Keynote Speakers
Linda Petzold is currently Distinguished Professor in the Department of Mechanical Engineering and the Department of Computer Science (Chair 2003-2007), and Director of the Computational Science and Engineering Graduate Emphasis at the University of California Santa Barbara. She is a member of the US National Academy of Engineering and a Fellow of ACM, ASME, SIAM and AAAS. She was named the UCSB Faculty Research Lecturer for 2011, was awarded the SIAM/ACM Prize for Computational Science and Engineering in 2013, received an Honorary Doctorate from Uppsala University in 2015, and was awarded the SIAM Prize for Distinguished Service in 2016. She was also awarded the JH Wilkinson prize for numerical software in 1991, and won the 2018 Sidney Fernbach Award.
Professor Petzold’s research focuses on modeling, simulation and analysis of multiscale systems in materials, biology and medicine. She is best known for her pioneering work on the numerical solution of differential-algebraic equations (DAEs). Professor Petzold’s software, DASSL and its successor DASPK for the numerical solution of DAEs, is widely used throughout science, engineering and technology. Her software LSODA, which adaptively determines whether an ODE system is stiff or nonstiff and chooses the appropriate class of algorithms, is also very widely used.

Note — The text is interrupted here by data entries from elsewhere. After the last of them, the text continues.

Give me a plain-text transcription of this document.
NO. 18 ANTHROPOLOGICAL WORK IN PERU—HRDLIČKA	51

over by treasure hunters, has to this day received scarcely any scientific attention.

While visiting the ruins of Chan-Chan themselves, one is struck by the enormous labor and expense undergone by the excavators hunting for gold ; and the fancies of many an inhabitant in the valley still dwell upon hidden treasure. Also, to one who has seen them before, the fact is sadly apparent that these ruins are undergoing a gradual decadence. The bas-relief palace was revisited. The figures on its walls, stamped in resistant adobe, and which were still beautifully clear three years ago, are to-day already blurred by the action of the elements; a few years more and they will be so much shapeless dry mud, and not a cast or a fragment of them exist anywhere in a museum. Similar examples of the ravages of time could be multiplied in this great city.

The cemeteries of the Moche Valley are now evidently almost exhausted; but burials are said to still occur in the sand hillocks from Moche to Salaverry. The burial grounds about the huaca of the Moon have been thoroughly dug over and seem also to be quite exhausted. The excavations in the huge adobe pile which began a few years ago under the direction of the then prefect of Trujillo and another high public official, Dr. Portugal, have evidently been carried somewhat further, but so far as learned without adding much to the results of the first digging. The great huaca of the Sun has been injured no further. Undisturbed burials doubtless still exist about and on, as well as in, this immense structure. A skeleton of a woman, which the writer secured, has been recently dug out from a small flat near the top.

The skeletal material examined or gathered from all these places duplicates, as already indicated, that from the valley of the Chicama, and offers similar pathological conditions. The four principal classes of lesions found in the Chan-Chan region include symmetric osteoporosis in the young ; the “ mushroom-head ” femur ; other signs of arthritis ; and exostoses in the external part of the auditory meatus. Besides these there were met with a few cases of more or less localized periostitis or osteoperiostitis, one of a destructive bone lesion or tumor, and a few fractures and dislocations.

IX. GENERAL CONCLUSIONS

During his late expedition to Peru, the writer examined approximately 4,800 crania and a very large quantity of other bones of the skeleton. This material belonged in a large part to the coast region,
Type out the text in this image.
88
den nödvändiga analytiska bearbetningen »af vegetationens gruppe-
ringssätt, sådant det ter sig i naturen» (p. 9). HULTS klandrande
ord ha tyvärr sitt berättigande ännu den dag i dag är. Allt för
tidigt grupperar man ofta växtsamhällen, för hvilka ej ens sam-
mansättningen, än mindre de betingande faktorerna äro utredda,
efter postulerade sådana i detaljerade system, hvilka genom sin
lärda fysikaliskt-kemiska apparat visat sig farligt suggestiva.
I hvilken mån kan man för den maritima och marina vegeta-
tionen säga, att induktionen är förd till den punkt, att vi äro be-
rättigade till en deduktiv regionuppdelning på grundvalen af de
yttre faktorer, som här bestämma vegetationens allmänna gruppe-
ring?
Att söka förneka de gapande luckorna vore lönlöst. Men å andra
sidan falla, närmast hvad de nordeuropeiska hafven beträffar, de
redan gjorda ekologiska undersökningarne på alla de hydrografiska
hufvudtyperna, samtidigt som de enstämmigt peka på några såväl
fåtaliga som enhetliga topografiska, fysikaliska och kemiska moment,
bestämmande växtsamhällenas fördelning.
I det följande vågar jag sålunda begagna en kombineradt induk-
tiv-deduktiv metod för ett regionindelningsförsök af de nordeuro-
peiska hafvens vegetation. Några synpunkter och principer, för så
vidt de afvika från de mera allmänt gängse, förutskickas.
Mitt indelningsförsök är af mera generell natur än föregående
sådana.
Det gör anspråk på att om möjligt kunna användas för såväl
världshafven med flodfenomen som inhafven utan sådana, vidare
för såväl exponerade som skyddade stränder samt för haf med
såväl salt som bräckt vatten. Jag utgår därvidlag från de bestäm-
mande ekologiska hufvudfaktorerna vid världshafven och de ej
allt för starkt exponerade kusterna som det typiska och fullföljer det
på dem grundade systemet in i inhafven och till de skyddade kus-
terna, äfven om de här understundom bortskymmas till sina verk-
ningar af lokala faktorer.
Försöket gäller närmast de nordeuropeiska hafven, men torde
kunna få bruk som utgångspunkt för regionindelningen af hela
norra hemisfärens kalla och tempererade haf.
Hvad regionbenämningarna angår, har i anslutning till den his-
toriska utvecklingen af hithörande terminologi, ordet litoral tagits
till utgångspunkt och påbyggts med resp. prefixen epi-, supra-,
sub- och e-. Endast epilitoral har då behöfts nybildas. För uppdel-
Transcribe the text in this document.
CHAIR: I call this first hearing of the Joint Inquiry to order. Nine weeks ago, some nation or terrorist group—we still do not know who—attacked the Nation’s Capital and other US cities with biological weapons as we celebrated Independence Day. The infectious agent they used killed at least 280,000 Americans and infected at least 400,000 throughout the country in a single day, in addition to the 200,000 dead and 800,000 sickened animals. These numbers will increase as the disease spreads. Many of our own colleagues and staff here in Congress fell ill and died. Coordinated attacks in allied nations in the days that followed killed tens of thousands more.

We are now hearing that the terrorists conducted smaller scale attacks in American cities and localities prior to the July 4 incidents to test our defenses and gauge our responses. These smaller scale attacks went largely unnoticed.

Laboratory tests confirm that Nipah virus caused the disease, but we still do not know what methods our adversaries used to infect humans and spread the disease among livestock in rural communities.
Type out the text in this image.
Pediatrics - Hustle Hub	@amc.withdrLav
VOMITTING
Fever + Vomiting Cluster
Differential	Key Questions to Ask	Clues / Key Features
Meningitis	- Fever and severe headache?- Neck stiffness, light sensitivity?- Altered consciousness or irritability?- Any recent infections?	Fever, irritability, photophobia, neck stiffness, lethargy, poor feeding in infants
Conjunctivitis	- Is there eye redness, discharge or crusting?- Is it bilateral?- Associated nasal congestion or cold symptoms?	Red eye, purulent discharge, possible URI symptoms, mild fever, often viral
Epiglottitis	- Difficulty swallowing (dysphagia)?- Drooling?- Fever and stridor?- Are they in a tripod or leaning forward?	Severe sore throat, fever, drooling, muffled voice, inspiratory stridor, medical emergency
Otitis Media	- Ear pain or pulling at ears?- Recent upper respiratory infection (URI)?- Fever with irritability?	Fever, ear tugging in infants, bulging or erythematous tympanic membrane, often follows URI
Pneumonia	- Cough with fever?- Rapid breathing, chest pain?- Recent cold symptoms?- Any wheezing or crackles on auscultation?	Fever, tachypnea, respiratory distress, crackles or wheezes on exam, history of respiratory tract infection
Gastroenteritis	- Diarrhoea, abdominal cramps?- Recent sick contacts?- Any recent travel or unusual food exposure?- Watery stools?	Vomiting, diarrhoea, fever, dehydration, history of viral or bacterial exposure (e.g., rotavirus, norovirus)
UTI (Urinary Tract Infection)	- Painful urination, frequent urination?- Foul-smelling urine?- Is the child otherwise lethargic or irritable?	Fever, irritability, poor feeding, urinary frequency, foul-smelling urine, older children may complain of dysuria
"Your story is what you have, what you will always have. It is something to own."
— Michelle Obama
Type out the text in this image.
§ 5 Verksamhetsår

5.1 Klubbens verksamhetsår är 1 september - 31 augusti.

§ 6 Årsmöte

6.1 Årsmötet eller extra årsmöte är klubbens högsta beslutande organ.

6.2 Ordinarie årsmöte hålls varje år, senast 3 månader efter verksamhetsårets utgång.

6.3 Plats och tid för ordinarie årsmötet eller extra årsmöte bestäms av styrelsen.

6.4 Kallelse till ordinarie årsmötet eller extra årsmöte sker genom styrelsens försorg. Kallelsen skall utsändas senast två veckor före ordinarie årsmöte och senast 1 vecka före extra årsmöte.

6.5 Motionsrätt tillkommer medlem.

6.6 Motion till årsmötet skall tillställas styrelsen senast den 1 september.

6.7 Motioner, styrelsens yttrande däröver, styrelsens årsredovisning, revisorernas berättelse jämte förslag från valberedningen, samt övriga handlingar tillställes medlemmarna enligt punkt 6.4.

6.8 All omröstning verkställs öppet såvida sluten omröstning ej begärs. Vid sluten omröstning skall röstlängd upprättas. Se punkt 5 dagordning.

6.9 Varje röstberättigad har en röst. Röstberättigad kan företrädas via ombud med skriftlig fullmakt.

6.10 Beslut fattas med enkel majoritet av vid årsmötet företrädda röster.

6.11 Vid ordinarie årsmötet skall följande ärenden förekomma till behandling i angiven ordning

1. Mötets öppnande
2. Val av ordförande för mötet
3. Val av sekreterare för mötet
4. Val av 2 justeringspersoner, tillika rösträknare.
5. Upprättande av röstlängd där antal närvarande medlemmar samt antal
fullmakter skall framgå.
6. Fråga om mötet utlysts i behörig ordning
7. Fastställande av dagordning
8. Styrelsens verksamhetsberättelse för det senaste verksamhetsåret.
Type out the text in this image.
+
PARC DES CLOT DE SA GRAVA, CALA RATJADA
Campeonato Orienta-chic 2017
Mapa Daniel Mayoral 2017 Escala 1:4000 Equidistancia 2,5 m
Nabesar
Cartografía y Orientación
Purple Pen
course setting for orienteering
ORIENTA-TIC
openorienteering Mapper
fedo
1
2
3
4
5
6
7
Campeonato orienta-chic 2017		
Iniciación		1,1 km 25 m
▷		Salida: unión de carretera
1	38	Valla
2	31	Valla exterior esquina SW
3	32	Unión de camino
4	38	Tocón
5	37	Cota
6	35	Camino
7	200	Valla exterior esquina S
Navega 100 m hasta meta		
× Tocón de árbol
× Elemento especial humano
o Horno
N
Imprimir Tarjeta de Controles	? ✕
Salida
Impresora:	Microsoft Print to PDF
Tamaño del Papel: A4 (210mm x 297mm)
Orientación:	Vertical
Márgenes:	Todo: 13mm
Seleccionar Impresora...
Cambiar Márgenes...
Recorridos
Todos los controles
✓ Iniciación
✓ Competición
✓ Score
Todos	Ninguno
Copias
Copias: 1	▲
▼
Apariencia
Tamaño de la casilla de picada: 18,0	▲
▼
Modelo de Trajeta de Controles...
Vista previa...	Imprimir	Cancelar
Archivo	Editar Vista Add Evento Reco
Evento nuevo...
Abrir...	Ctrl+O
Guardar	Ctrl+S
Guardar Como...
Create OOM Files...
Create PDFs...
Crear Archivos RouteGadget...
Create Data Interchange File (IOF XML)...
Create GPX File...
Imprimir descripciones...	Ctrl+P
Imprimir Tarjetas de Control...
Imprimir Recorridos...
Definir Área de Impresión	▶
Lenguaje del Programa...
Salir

Karen E. Willcox is Director of the Oden Institute for Computational Engineering and Sciences, a Professor of Aerospace Engineering and Engineering Mechanics at the University of Texas at Austin, and External Professor at the Santa Fe Institute. At UT, she holds the W. A. “Tex” Moncrief, Jr. Chair in Simulation-Based Engineering and Sciences and the Peter O’Donnell, Jr. Centennial Chair in Computing Systems. Before joining the Oden Institute in 2018, she spent 17 years as a professor at the Massachusetts Institute of Technology, where she served as the founding Co-Director of the MIT Center for Computational Engineering and the Associate Head of the MIT Department of Aeronautics and Astronautics. Prior to joining the MIT faculty, she worked at Boeing Phantom Works with the Blended-Wing-Body aircraft design group. She is a Fellow of the Society for Industrial and Applied Mathematics (SIAM), a Fellow of the American Institute of Aeronautics and Astronautics (AIAA), and in 2017 was appointed Member of the New Zealand Order of Merit (MNZM).
Juan Pablo Vielma is currently a Research Scientist at Google and was formerly the Richard S. Leghorn (1939) Career Development Professor and an Associate Professor in Operations Research and Statistics at the MIT Sloan School of Management. Previously, he was an Assistant Professor in the department of industrial engineering at the University of Pittsburgh and was the 2009 Herman Goldstine Postdoctoral Fellow at the IBM Thomas J. Watson Research Center. His research interests include theory and technology for linear, non-linear, and stochastic mixed integer programming, and optimization models in sustainable natural resource management, marketing, and statistics. He is a key contributor to the package JuMP.jl, the de-facto mathematical programming package in Julia. Vielma has received the Presidential Early Career Award for Scientists and Engineers (PECASE), the Faculty Early Career Development Award from the National Science Foundation, a first prize in the INFORMS Junior Faculty Interest Group Paper Competition, the IBM Herman Goldstine Postdoctoral Fellowship and the INFORMS Optimization Society Student Paper Prize. He served as chair of the INFORMS Section on Energy, Natural Resources, and the Environment from 2010 to 2012 and as vice-chair for Integer and Discrete Optimization of the INFORMS Optimization Society from 2013 to 2015.